Est-ce qu'une telle définition de la poésie ou de l'art en général est recevable ? Nous savons bien que l'art a pu emprunter d'autres voies et que l'engagement politique est plutôt une exception. De même le réveil du peuple appartient-il aux artistes ou aux hommes politiques ? Aujourd'hui la conscience politique des écrivains se traduit naturellement par un engagement dans les partis, et la république des lettres est plutôt passée sous l'autorité des idées de gauche au XXe siècle. Le réveil du peuple doit-il s’effectuer à partir du lyrisme poétique ou de l’analyse réaliste des hommes politiques ? Qu’ajoute l’art au discours politique ? Nos contemporains sont toujours friands des joutes oratoires à la télévision, plus animées que les ternes programmes politiques pourtant si nécessaires. Là où la passion apparaît, le regain d’intérêt pour la chose publique est réveillé. Nos hommes publics cultivent toujours la formule assassine ou définitive. Ce n’est pas encore de l’art car il manque le souffle de l’inspiration, mais c’est déjà mieux que les discours stéréotypés rédigés par les attachés parlementaires.

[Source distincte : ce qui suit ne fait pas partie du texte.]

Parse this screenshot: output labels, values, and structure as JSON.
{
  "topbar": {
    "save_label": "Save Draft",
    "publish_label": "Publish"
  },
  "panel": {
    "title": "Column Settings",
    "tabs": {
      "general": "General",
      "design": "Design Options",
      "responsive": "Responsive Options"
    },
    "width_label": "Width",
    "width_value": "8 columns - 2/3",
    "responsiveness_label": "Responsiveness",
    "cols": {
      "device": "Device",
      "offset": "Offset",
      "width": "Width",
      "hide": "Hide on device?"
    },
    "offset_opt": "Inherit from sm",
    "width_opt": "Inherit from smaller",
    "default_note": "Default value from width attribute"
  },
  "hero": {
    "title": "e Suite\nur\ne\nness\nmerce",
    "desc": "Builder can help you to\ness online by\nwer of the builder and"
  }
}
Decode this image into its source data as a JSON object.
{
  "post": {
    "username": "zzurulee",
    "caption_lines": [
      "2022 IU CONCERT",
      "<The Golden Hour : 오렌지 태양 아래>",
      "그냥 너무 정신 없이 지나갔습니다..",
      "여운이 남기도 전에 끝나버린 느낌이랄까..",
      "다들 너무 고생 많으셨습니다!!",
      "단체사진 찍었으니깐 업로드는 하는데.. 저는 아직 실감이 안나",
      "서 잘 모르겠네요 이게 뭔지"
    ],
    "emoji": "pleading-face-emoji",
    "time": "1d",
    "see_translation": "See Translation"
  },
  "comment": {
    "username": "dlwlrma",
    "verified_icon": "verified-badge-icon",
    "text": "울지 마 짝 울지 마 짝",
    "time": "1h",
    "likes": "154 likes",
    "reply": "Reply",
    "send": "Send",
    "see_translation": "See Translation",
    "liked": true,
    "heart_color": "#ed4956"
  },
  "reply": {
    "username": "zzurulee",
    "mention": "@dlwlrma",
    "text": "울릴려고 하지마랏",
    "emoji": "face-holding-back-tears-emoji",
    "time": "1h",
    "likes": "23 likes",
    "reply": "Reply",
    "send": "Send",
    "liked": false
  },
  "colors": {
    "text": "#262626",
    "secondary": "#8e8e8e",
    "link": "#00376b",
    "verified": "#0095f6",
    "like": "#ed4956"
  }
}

L’art a donc son rôle à jouer dans le champ social. En effet, au-delà de leur devoir de contestation, les artistes exercent aussi un fascinant pouvoir.
Tout d'abord la parole humaine, la conscience morale éventuellement sublimée par l'art ont une importance, peuvent influencer les destinées du monde. Une anecdote illustre cette affirmation. Alors qu’on parlait du pape à Staline, le dictateur soviétique rétorquait : « combien a-t-il de divisions ? » exprimant par là le peu de considération pour le pouvoir spirituel du chef de l'Église catholique. Pourtant il se trompait puisque quelques décennies plus tard, un pape polonais contribuait notablement par ses seuls enseignements à la chute du « mur de la honte » et à la fin de l'empire soviétique.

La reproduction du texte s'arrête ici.